La parte centrale del lavoro è dedicata all’illustrazione, in chiave comparata con lo scenario italiano, dell’esperienza spagnola e di quella tedesca, con particolare attenzione alla regolamentazione e gli organismi coinvolti nella governance del settore delle comunicazioni. L’analisi dei due modelli europei ha evidenziato similitudini con i Corecom in riferimento alla creazione di organismi competenti a raggio d’azione territorialmente ridotto. Tuttavia, ogni schema regolatorio mantiene delle proprie peculiarità, le quali permettono di cogliere i punti di forza e di far emergere al contempo i limiti.

In Spagna, le Comunità autonome hanno delineato un “sistema reticolare di Autorità indipendenti”, che da un lato esonerano dall’influenza politica dell’esecutivo locale mantenendo intatto il carattere di neutralità, ma allo stesso tempo, a causa della mancanza di una visione unitaria nazionale, espone le stesse articolazioni territoriali al rischio di eccessiva frammentazione della funzione regolatoria.

Il caso tedesco, d’altra parte, si caratterizza per la completa divisione tra competenza sui servizi di rete – esclusiva federale per mezzo dell’Autorità nazionale di regolazione (Nra) – e competenza sui contenuti, attribuita ai Lma, Autorità locali dei Länder paragonabili ai Corecom nostrani. Nonostante questa articolazione, il modello tedesco “appare non privo di criticità strutturali riferite in particolare all’effettiva indipendenza dell’Anr, che suscitano non poche perplessità in ordine alla compatibilità col quadro normativo europeo e globale”.

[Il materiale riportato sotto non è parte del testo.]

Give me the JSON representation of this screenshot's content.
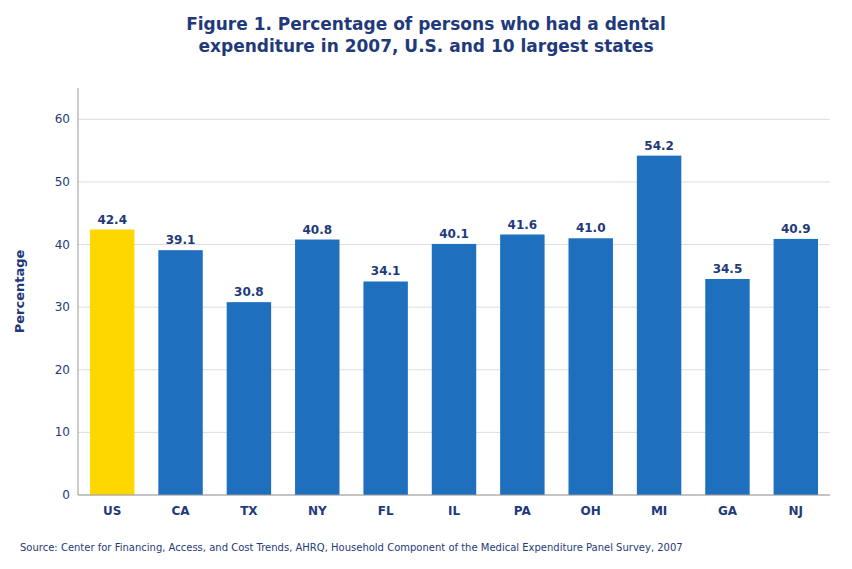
{
  "chart_data": {
    "type": "bar",
    "title": "Figure 1.  Percentage of persons who had a dental\nexpenditure in 2007, U.S. and 10 largest states",
    "categories": [
      "US",
      "CA",
      "TX",
      "NY",
      "FL",
      "IL",
      "PA",
      "OH",
      "MI",
      "GA",
      "NJ"
    ],
    "values": [
      42.4,
      39.1,
      30.8,
      40.8,
      34.1,
      40.1,
      41.6,
      41.0,
      54.2,
      34.5,
      40.9
    ],
    "value_labels": [
      "42.4",
      "39.1",
      "30.8",
      "40.8",
      "34.1",
      "40.1",
      "41.6",
      "41.0",
      "54.2",
      "34.5",
      "40.9"
    ],
    "colors": [
      "#FFD700",
      "#1F6FBF",
      "#1F6FBF",
      "#1F6FBF",
      "#1F6FBF",
      "#1F6FBF",
      "#1F6FBF",
      "#1F6FBF",
      "#1F6FBF",
      "#1F6FBF",
      "#1F6FBF"
    ],
    "ylabel": "Percentage",
    "ylim": [
      0,
      65
    ],
    "yticks": [
      0,
      10,
      20,
      30,
      40,
      50,
      60
    ],
    "grid": true,
    "data_labels": true,
    "annotations": [
      "Source: Center for Financing, Access, and Cost Trends, AHRQ, Household Component of the Medical Expenditure Panel Survey, 2007"
    ]
  }
}
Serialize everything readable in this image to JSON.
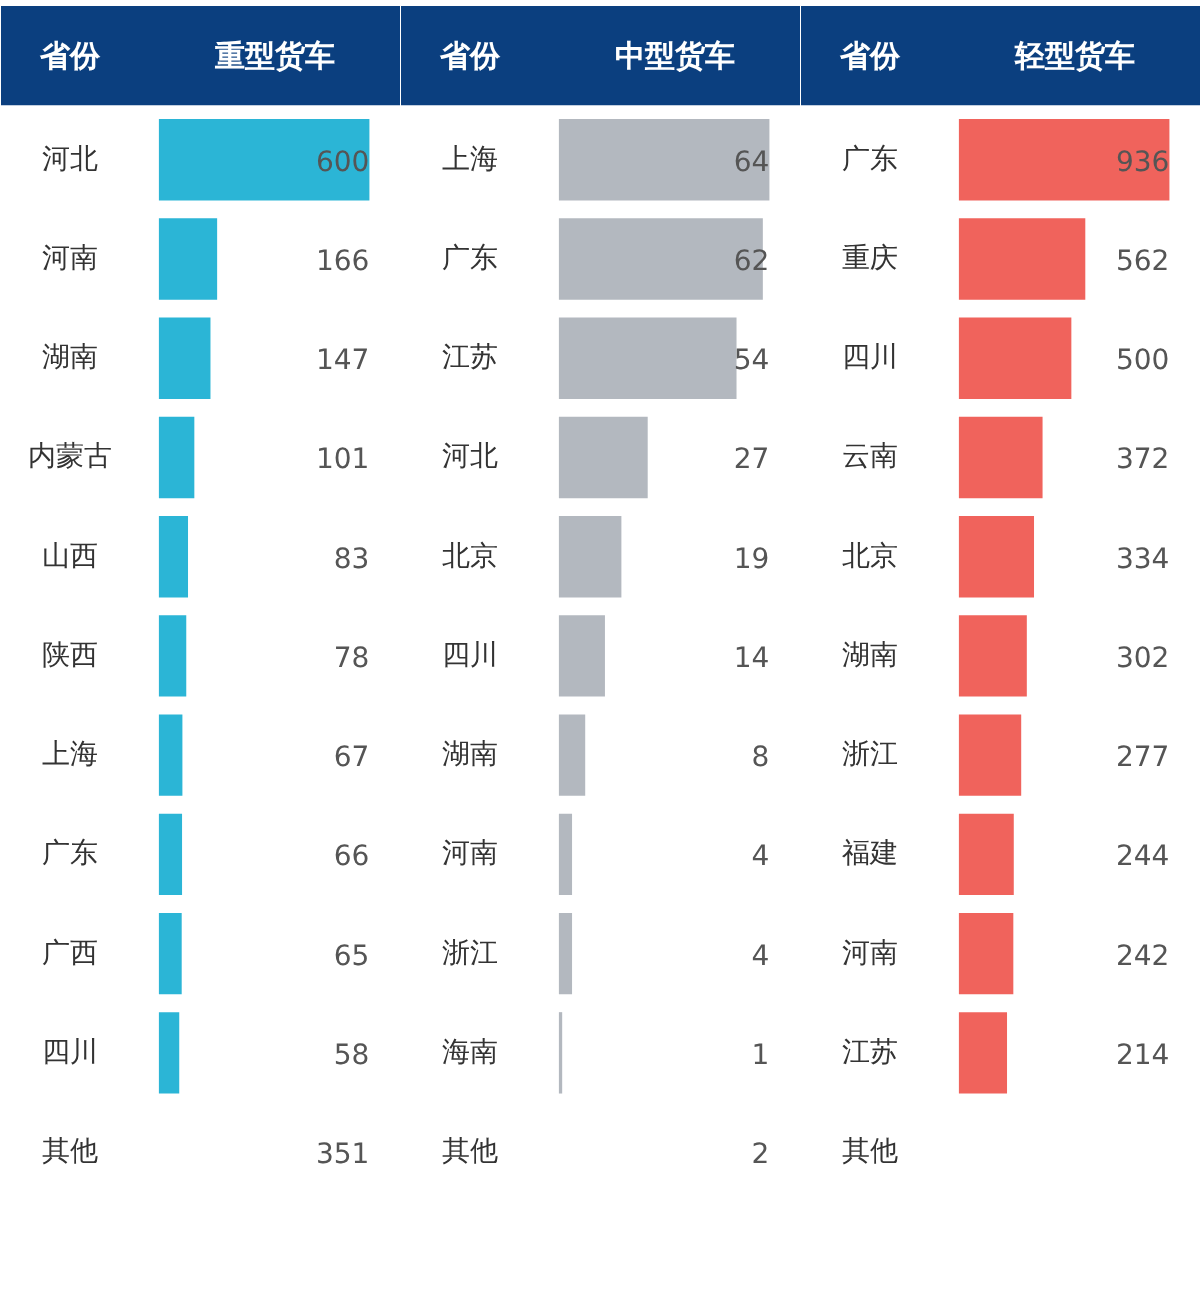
{
  "chart_data": [
    {
      "type": "bar",
      "orientation": "horizontal",
      "title": "重型货车",
      "ylabel": "省份",
      "color": "#2bb5d6",
      "categories": [
        "河北",
        "河南",
        "湖南",
        "内蒙古",
        "山西",
        "陕西",
        "上海",
        "广东",
        "广西",
        "四川",
        "其他"
      ],
      "values": [
        600,
        166,
        147,
        101,
        83,
        78,
        67,
        66,
        65,
        58,
        null
      ],
      "value_labels": [
        "600",
        "166",
        "147",
        "101",
        "83",
        "78",
        "67",
        "66",
        "65",
        "58",
        "351"
      ]
    },
    {
      "type": "bar",
      "orientation": "horizontal",
      "title": "中型货车",
      "ylabel": "省份",
      "color": "#b3b8bf",
      "categories": [
        "上海",
        "广东",
        "江苏",
        "河北",
        "北京",
        "四川",
        "湖南",
        "河南",
        "浙江",
        "海南",
        "其他"
      ],
      "values": [
        64,
        62,
        54,
        27,
        19,
        14,
        8,
        4,
        4,
        1,
        null
      ],
      "value_labels": [
        "64",
        "62",
        "54",
        "27",
        "19",
        "14",
        "8",
        "4",
        "4",
        "1",
        "2"
      ]
    },
    {
      "type": "bar",
      "orientation": "horizontal",
      "title": "轻型货车",
      "ylabel": "省份",
      "color": "#f0635c",
      "categories": [
        "广东",
        "重庆",
        "四川",
        "云南",
        "北京",
        "湖南",
        "浙江",
        "福建",
        "河南",
        "江苏",
        "其他"
      ],
      "values": [
        936,
        562,
        500,
        372,
        334,
        302,
        277,
        244,
        242,
        214,
        null
      ],
      "value_labels": [
        "936",
        "562",
        "500",
        "372",
        "334",
        "302",
        "277",
        "244",
        "242",
        "214",
        null
      ]
    }
  ]
}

La quarta e ultima parte della ricerca è dedicata infine ai possibili ruoli dei Corecom in relazione alle Ngns: vengono così analizzate le diverse opzioni regolatorie che potrebbero essere adottate in ragione del modello di sviluppo della rete di nuova generazione – quella in fibra ottica per intenderci – e che potrebbero declinarsi nella costituzione di una “società della rete” (FiberCo) a totale partecipazione pubblica, a gestione attribuita interamente a soggetti privati o a capitale misto, come ipotizzato in un memorandum of understanding del luglio 2011 dal ministero dello Sviluppo economico e dai sette principali players del settore.

Il rapporto affronta un tema complesso, facendo luce su aspetti scarsamente esplorati, come la forza del “locale” nella gestione dell’evoluzione digitale. La complessità sta proprio nell’individuare, di volta in volta, le soluzioni più idonee a supportare un passaggio di schema: una rivoluzione, apparentemente solo strutturale, che produrrà effetti e ripercussioni in ambito economico, sociale e culturale.